By implementing tech-based ordering capabilities, contactless delivery options, and appropriate outdoor seating arrangements that allow for maintained social distancing, these food and beverage establishments can welcome back eager patrons safely, a beacon for the “new normal”. Bittel points out that patronage of these locations will spearhead the cycle of commerce, where increased local business will drive the need for employees, who are most likely area residents. Job stability for residents will then translate to increased local spending, perpetuating the cycle of hyperlocal wealth, growth, and stability.

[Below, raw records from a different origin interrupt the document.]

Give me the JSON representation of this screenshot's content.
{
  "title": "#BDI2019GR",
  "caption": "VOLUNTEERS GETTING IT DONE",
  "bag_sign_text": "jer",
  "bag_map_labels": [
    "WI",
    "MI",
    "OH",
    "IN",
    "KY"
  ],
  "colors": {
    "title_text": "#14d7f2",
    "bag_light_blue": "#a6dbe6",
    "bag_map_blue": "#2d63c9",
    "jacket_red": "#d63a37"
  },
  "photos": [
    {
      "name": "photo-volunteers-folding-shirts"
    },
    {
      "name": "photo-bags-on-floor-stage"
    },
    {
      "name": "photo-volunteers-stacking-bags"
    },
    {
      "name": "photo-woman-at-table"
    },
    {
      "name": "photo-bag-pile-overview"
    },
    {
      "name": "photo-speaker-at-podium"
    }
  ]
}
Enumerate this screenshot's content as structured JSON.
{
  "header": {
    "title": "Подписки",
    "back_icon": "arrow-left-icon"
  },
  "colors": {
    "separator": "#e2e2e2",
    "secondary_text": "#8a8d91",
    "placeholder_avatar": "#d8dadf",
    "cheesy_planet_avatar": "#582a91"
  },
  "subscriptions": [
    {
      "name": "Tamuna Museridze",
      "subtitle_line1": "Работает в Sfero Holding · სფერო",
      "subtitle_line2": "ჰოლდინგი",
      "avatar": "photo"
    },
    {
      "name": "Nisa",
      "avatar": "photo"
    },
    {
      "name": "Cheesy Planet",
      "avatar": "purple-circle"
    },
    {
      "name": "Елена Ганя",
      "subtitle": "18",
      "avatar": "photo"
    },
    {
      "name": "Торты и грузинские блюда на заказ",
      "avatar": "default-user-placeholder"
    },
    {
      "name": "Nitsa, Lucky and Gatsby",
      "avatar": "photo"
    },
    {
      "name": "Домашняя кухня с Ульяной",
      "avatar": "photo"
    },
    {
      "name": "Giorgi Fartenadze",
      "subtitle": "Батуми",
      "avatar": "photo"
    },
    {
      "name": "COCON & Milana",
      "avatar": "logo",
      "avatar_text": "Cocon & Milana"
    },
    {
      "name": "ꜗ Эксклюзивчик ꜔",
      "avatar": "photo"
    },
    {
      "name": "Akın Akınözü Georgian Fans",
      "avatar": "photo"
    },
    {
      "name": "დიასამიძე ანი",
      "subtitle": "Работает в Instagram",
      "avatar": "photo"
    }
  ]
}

During the various stages of shutdown and quarantine, many local businesses also pivoted to an online sales model, offering local pick-up and delivery options. For many artisan boutiques, craftsman shops, and specialty stores that relied heavily on foot traffic for regular sales, the “buy online, pick up in-store” model served as an effective compromise to keep operations moving forward during unprecedented times. As storefronts begin to reopen, Bittel urges small businesses to retain the online sales model, offering nervous consumers varying options to safely shop wares on their own terms.
Harnessing the power of social media, many local businesses are showcasing their items to consumers directly via social media platforms, leveraging sales without the need for extensive computing know-how, site build-outs, or other costly investments. With eager consumers ready to take a masked walk to their favorite urban garden centers, mom and pop shops, and artisanal boulangeries to pick up purchases, the “buy online, pick up in-store” model will undoubtedly spur local spending in many communities.
Preparing For Local Tourism
While many may consider areas like Miami Beach to be tourist-heavy, and thus, reliant on tourism-based commerce, there is a vast hyperlocal economy driven by residents that exist in such areas. Miami’s Lincoln Road Business Improvement District’s findings suggest that roughly 40% of all pedestrian traffic consists of locals, creating a strong local commerce atmosphere. As countless individuals shift summer vacation plans from national trips that require air travel, to smaller road trips, areas like Miami Beach remain popular road trip destinations.
Bittel, whose Terranova Corporation owns and operates multiple Lincoln Road District commercial retail properties, cites that this increase in somewhat local traffic will also continue to support the area’s local businesses, need for employment, and commercial activity. Heavily based on outdoor experiences, Lincoln Road’s shopping district is the perfect immersive shopping experience that adapts to the public’s desire to remain outdoors, engage in appropriately socially distanced activity, and have a safe place to resume previous past-times.
While national operations, international businesses, and various vocational disciplines will certainly play a role in the post-pandemic future, the beginning of revitalization and success starts with hyperlocal economies, small businesses, investment in local areas, and continued interest in resident successes. Stephen Bittel, who has witnessed the evolution and modernization of southern Florida’s shopping districts through acclaimed Terranova Corporation, counts on the continuation of these innovative experiences to strengthen local spending power, create a need for stable employment, and bolster ongoing growth within the “new normal.” As eager consumers venture out to safely grab their favorite latte at the corner coffee shop, these small actions create a trickle-down effect that will ultimately spark rebirth within local destinations, one cup at a time.